The Largest Rectangle Inscribed in Any Triangle

From Mathcounts Mini : Maximum area of inscribed rectangles and triangles

$\mathrm{\Delta }EHI\sim \mathrm{\Delta }EFG$ $\to$ ${\displaystyle \frac{a}{c}}={\displaystyle \frac{d-b}{d}}$$\to$ $a={\displaystyle \frac{c(d-b)}{d}}={\displaystyle \frac{-c(b-d)}{d}}$

We are going to find out what the largest area of a rectangle is with the side length a and b.
It can be shown that by substituting the side length "a" with the previous equation + completing the square that the largest area is half of the area of the triangle the rectangle is embedded.

$a\times b={\displaystyle \frac{-c(b-d)\times b}{d}}={\displaystyle \frac{-c(b^2-bd)}{d}}={\displaystyle \frac{-c{(b-{\displaystyle \frac{1}{2}}d)}^2+{\displaystyle \frac{1}{4}}dc}{d}}$.

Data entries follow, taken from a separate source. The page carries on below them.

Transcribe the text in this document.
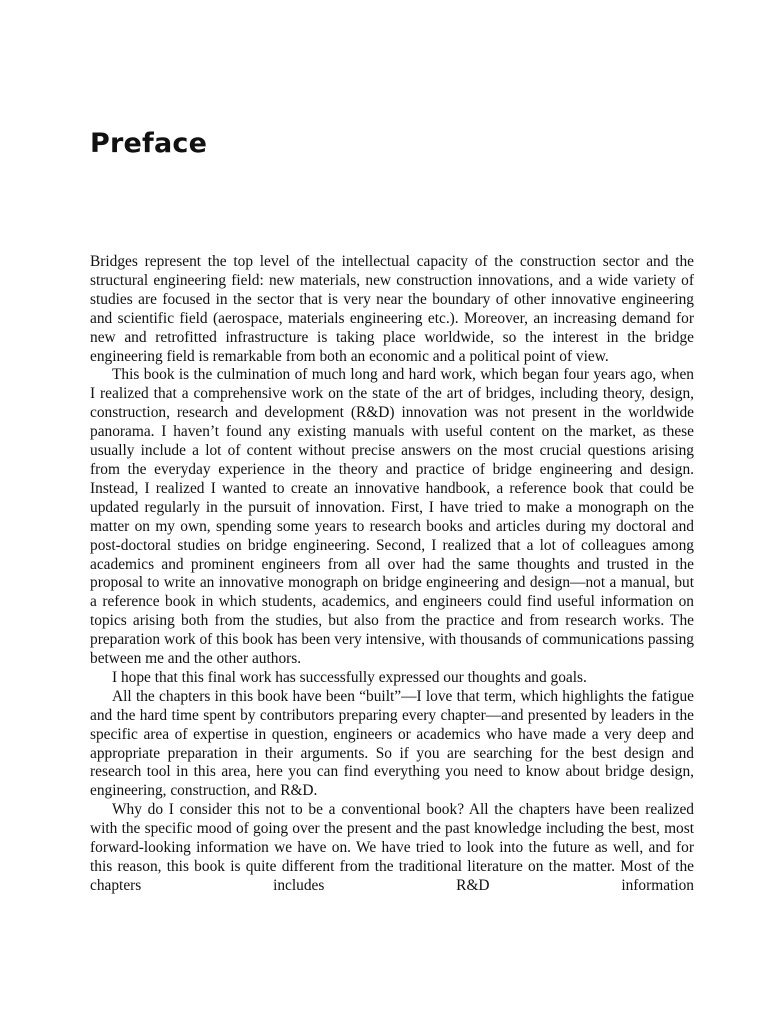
Preface

Bridges represent the top level of the intellectual capacity of the construction sector and the structural engineering field: new materials, new construction innovations, and a wide variety of studies are focused in the sector that is very near the boundary of other innovative engineering and scientific field (aerospace, materials engineering etc.). Moreover, an increasing demand for new and retrofitted infrastructure is taking place worldwide, so the interest in the bridge engineering field is remarkable from both an economic and a political point of view.

This book is the culmination of much long and hard work, which began four years ago, when I realized that a comprehensive work on the state of the art of bridges, including theory, design, construction, research and development (R&D) innovation was not present in the worldwide panorama. I haven’t found any existing manuals with useful content on the market, as these usually include a lot of content without precise answers on the most crucial questions arising from the everyday experience in the theory and practice of bridge engineering and design. Instead, I realized I wanted to create an innovative handbook, a reference book that could be updated regularly in the pursuit of innovation. First, I have tried to make a monograph on the matter on my own, spending some years to research books and articles during my doctoral and post-doctoral studies on bridge engineering. Second, I realized that a lot of colleagues among academics and prominent engineers from all over had the same thoughts and trusted in the proposal to write an innovative monograph on bridge engineering and design—not a manual, but a reference book in which students, academics, and engineers could find useful information on topics arising both from the studies, but also from the practice and from research works. The preparation work of this book has been very intensive, with thousands of communications passing between me and the other authors.

I hope that this final work has successfully expressed our thoughts and goals.

All the chapters in this book have been “built”—I love that term, which highlights the fatigue and the hard time spent by contributors preparing every chapter—and presented by leaders in the specific area of expertise in question, engineers or academics who have made a very deep and appropriate preparation in their arguments. So if you are searching for the best design and research tool in this area, here you can find everything you need to know about bridge design, engineering, construction, and R&D.

Why do I consider this not to be a conventional book? All the chapters have been realized with the specific mood of going over the present and the past knowledge including the best, most forward-looking information we have on. We have tried to look into the future as well, and for this reason, this book is quite different from the traditional literature on the matter. Most of the chapters includes R&D information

From there, you know that when $b={\displaystyle \frac{1}{2}}d$, it will give you the largest area, which is ${\displaystyle \frac{1}{4}}dc$.

$a={\displaystyle \frac{-c(b-d)}{d}}={\displaystyle \frac{-c({\displaystyle \frac{1}{2}}d-d)}{d}}={\displaystyle \frac{c(d-{\displaystyle \frac{1}{2}}d)}{d}}={\displaystyle \frac{1}{2}}c$.

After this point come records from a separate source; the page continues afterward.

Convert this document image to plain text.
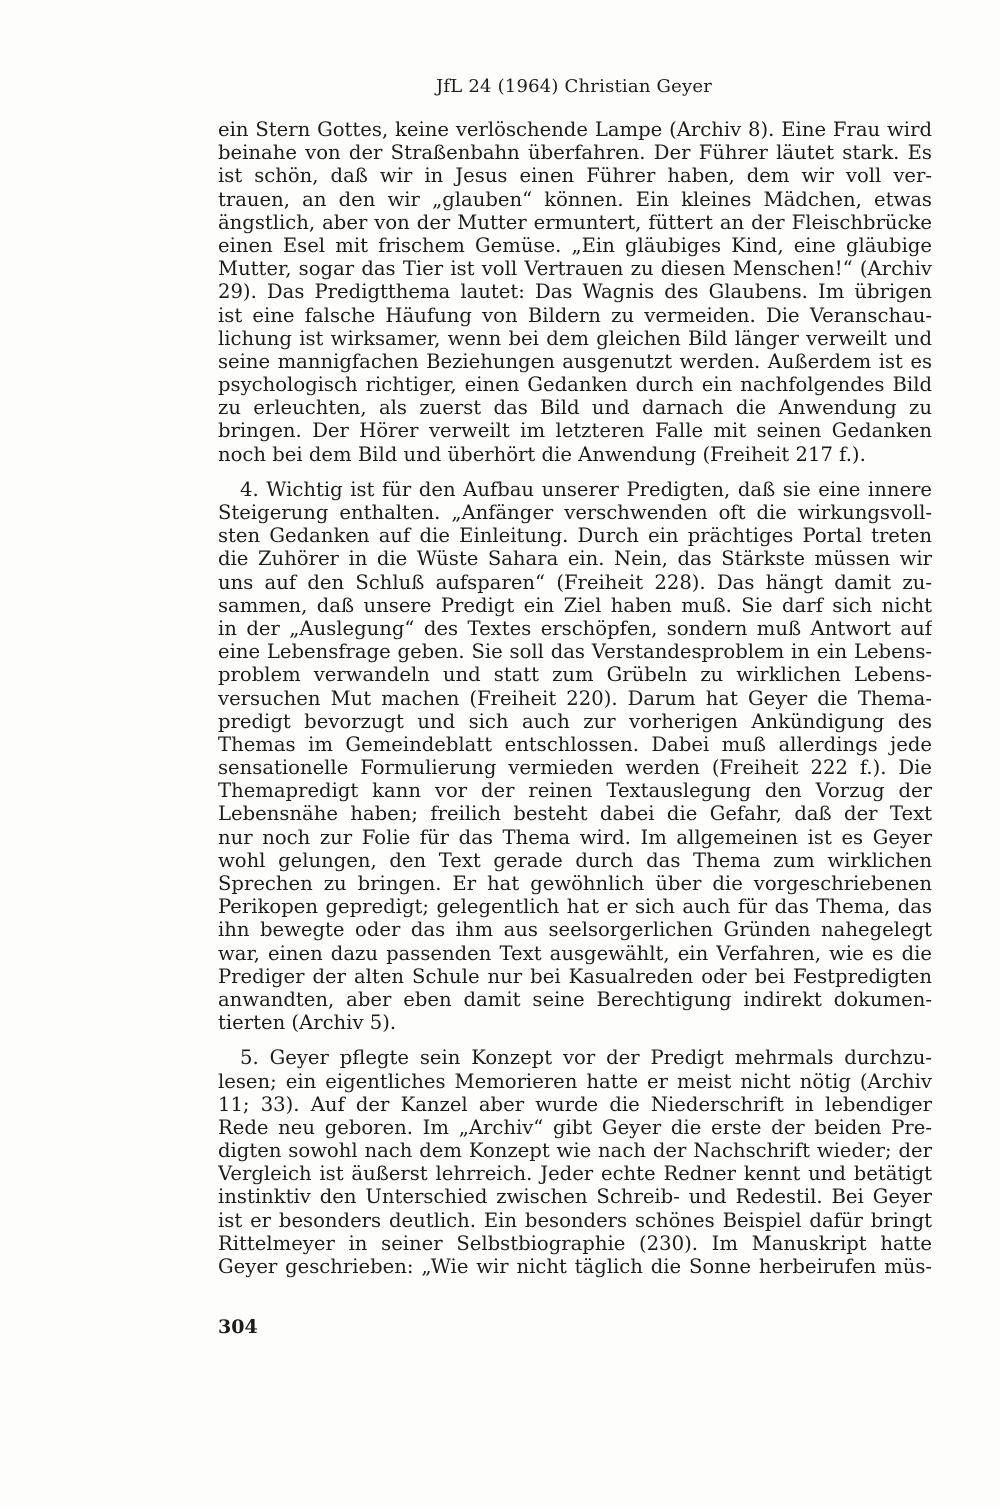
JfL 24 (1964) Christian Geyer
ein Stern Gottes, keine verlöschende Lampe (Archiv 8). Eine Frau wird
beinahe von der Straßenbahn überfahren. Der Führer läutet stark. Es
ist schön, daß wir in Jesus einen Führer haben, dem wir voll ver-
trauen, an den wir „glauben“ können. Ein kleines Mädchen, etwas
ängstlich, aber von der Mutter ermuntert, füttert an der Fleischbrücke
einen Esel mit frischem Gemüse. „Ein gläubiges Kind, eine gläubige
Mutter, sogar das Tier ist voll Vertrauen zu diesen Menschen!“ (Archiv
29). Das Predigtthema lautet: Das Wagnis des Glaubens. Im übrigen
ist eine falsche Häufung von Bildern zu vermeiden. Die Veranschau-
lichung ist wirksamer, wenn bei dem gleichen Bild länger verweilt und
seine mannigfachen Beziehungen ausgenutzt werden. Außerdem ist es
psychologisch richtiger, einen Gedanken durch ein nachfolgendes Bild
zu erleuchten, als zuerst das Bild und darnach die Anwendung zu
bringen. Der Hörer verweilt im letzteren Falle mit seinen Gedanken
noch bei dem Bild und überhört die Anwendung (Freiheit 217 f.).
4. Wichtig ist für den Aufbau unserer Predigten, daß sie eine innere
Steigerung enthalten. „Anfänger verschwenden oft die wirkungsvoll-
sten Gedanken auf die Einleitung. Durch ein prächtiges Portal treten
die Zuhörer in die Wüste Sahara ein. Nein, das Stärkste müssen wir
uns auf den Schluß aufsparen“ (Freiheit 228). Das hängt damit zu-
sammen, daß unsere Predigt ein Ziel haben muß. Sie darf sich nicht
in der „Auslegung“ des Textes erschöpfen, sondern muß Antwort auf
eine Lebensfrage geben. Sie soll das Verstandesproblem in ein Lebens-
problem verwandeln und statt zum Grübeln zu wirklichen Lebens-
versuchen Mut machen (Freiheit 220). Darum hat Geyer die Thema-
predigt bevorzugt und sich auch zur vorherigen Ankündigung des
Themas im Gemeindeblatt entschlossen. Dabei muß allerdings jede
sensationelle Formulierung vermieden werden (Freiheit 222 f.). Die
Themapredigt kann vor der reinen Textauslegung den Vorzug der
Lebensnähe haben; freilich besteht dabei die Gefahr, daß der Text
nur noch zur Folie für das Thema wird. Im allgemeinen ist es Geyer
wohl gelungen, den Text gerade durch das Thema zum wirklichen
Sprechen zu bringen. Er hat gewöhnlich über die vorgeschriebenen
Perikopen gepredigt; gelegentlich hat er sich auch für das Thema, das
ihn bewegte oder das ihm aus seelsorgerlichen Gründen nahegelegt
war, einen dazu passenden Text ausgewählt, ein Verfahren, wie es die
Prediger der alten Schule nur bei Kasualreden oder bei Festpredigten
anwandten, aber eben damit seine Berechtigung indirekt dokumen-
tierten (Archiv 5).
5. Geyer pflegte sein Konzept vor der Predigt mehrmals durchzu-
lesen; ein eigentliches Memorieren hatte er meist nicht nötig (Archiv
11; 33). Auf der Kanzel aber wurde die Niederschrift in lebendiger
Rede neu geboren. Im „Archiv“ gibt Geyer die erste der beiden Pre-
digten sowohl nach dem Konzept wie nach der Nachschrift wieder; der
Vergleich ist äußerst lehrreich. Jeder echte Redner kennt und betätigt
instinktiv den Unterschied zwischen Schreib- und Redestil. Bei Geyer
ist er besonders deutlich. Ein besonders schönes Beispiel dafür bringt
Rittelmeyer in seiner Selbstbiographie (230). Im Manuskript hatte
Geyer geschrieben: „Wie wir nicht täglich die Sonne herbeirufen müs-
304
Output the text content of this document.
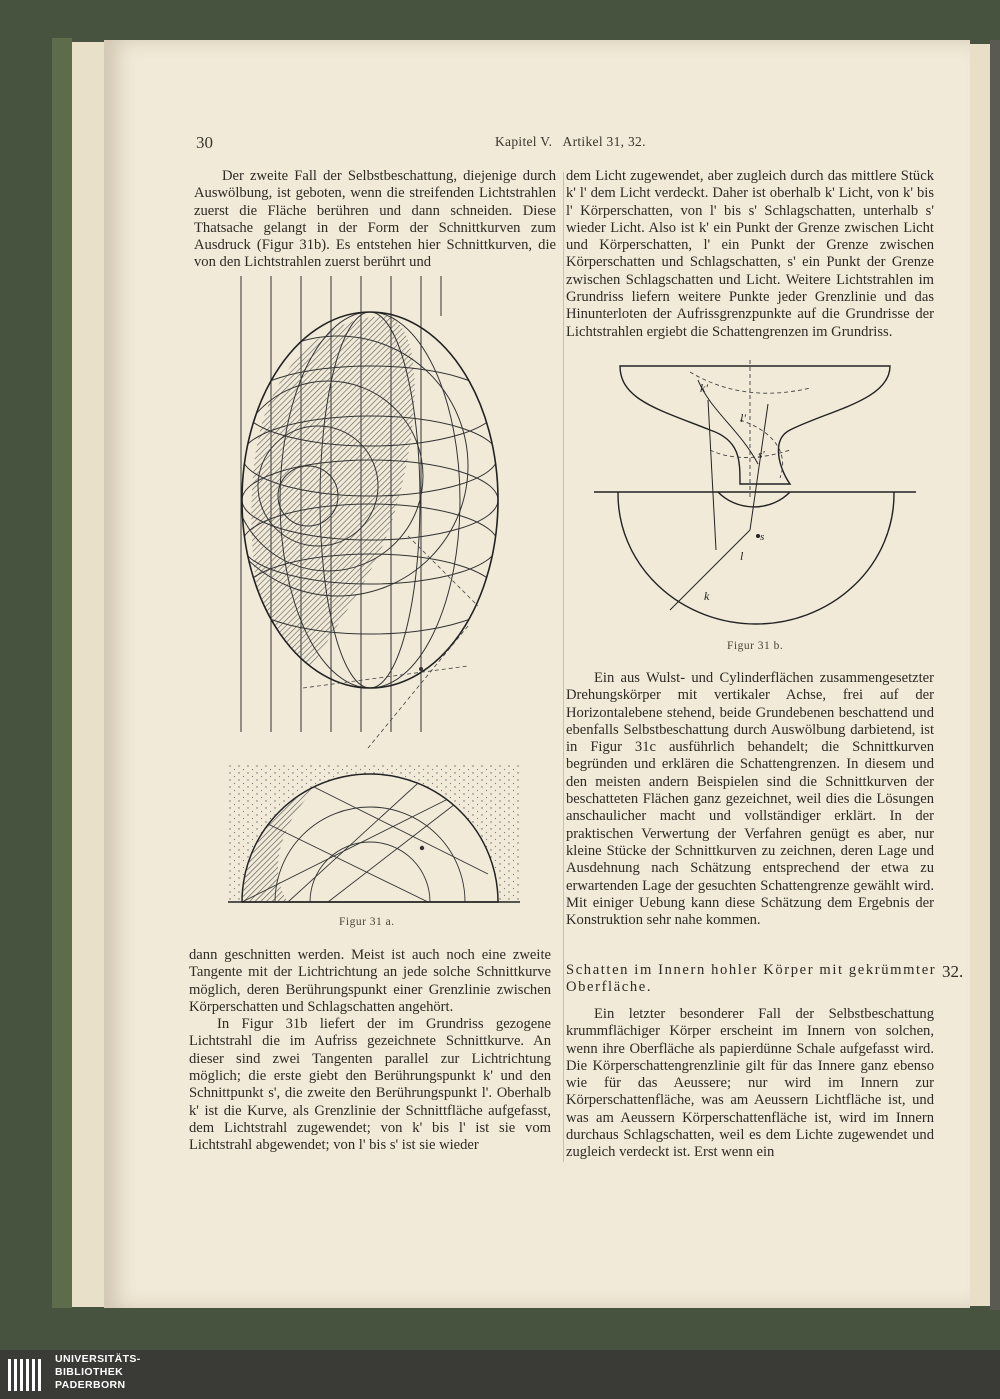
30	Kapitel V.   Artikel 31, 32.

Der zweite Fall der Selbstbeschattung, diejenige durch Auswölbung, ist geboten, wenn die streifenden Lichtstrahlen zuerst die Fläche berühren und dann schneiden. Diese Thatsache gelangt in der Form der Schnittkurven zum Ausdruck (Figur 31b). Es entstehen hier Schnittkurven, die von den Lichtstrahlen zuerst berührt und

Figur 31 a.

dann geschnitten werden. Meist ist auch noch eine zweite Tangente mit der Lichtrichtung an jede solche Schnittkurve möglich, deren Berührungspunkt einer Grenzlinie zwischen Körperschatten und Schlagschatten angehört.

In Figur 31b liefert der im Grundriss gezogene Lichtstrahl die im Aufriss gezeichnete Schnittkurve. An dieser sind zwei Tangenten parallel zur Lichtrichtung möglich; die erste giebt den Berührungspunkt k' und den Schnittpunkt s', die zweite den Berührungspunkt l'. Oberhalb k' ist die Kurve, als Grenzlinie der Schnittfläche aufgefasst, dem Lichtstrahl zugewendet; von k' bis l' ist sie vom Lichtstrahl abgewendet; von l' bis s' ist sie wieder

dem Licht zugewendet, aber zugleich durch das mittlere Stück k' l' dem Licht verdeckt. Daher ist oberhalb k' Licht, von k' bis l' Körperschatten, von l' bis s' Schlagschatten, unterhalb s' wieder Licht. Also ist k' ein Punkt der Grenze zwischen Licht und Körperschatten, l' ein Punkt der Grenze zwischen Körperschatten und Schlagschatten, s' ein Punkt der Grenze zwischen Schlagschatten und Licht. Weitere Lichtstrahlen im Grundriss liefern weitere Punkte jeder Grenzlinie und das Hinunterloten der Aufrissgrenzpunkte auf die Grundrisse der Lichtstrahlen ergiebt die Schattengrenzen im Grundriss.

k'
l'
s'
s
l
k
Figur 31 b.

Ein aus Wulst- und Cylinderflächen zusammengesetzter Drehungskörper mit vertikaler Achse, frei auf der Horizontalebene stehend, beide Grundebenen beschattend und ebenfalls Selbstbeschattung durch Auswölbung darbietend, ist in Figur 31c ausführlich behandelt; die Schnittkurven begründen und erklären die Schattengrenzen. In diesem und den meisten andern Beispielen sind die Schnittkurven der beschatteten Flächen ganz gezeichnet, weil dies die Lösungen anschaulicher macht und vollständiger erklärt. In der praktischen Verwertung der Verfahren genügt es aber, nur kleine Stücke der Schnittkurven zu zeichnen, deren Lage und Ausdehnung nach Schätzung entsprechend der etwa zu erwartenden Lage der gesuchten Schattengrenze gewählt wird. Mit einiger Uebung kann diese Schätzung dem Ergebnis der Konstruktion sehr nahe kommen.

Schatten im Innern hohler Körper mit gekrümmter Oberfläche.
32.

Ein letzter besonderer Fall der Selbstbeschattung krummflächiger Körper erscheint im Innern von solchen, wenn ihre Oberfläche als papierdünne Schale aufgefasst wird. Die Körperschattengrenzlinie gilt für das Innere ganz ebenso wie für das Aeussere; nur wird im Innern zur Körperschattenfläche, was am Aeussern Lichtfläche ist, und was am Aeussern Körperschattenfläche ist, wird im Innern durchaus Schlagschatten, weil es dem Lichte zugewendet und zugleich verdeckt ist. Erst wenn ein

UNIVERSITÄTS-
BIBLIOTHEK
PADERBORN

Thus, the maximum rectangle area occurs when the midpoints of two of the sides of the triangle were joined to make a side of the rectangle and its area is thus 50% or half of the area of the triangle or 1/4 of the base times height.

Proof without words from Mr. Rusczyk 

Try using different types of triangles to experiment and see for yourself.
Paper folding is fun !!!!!
It's very cool :D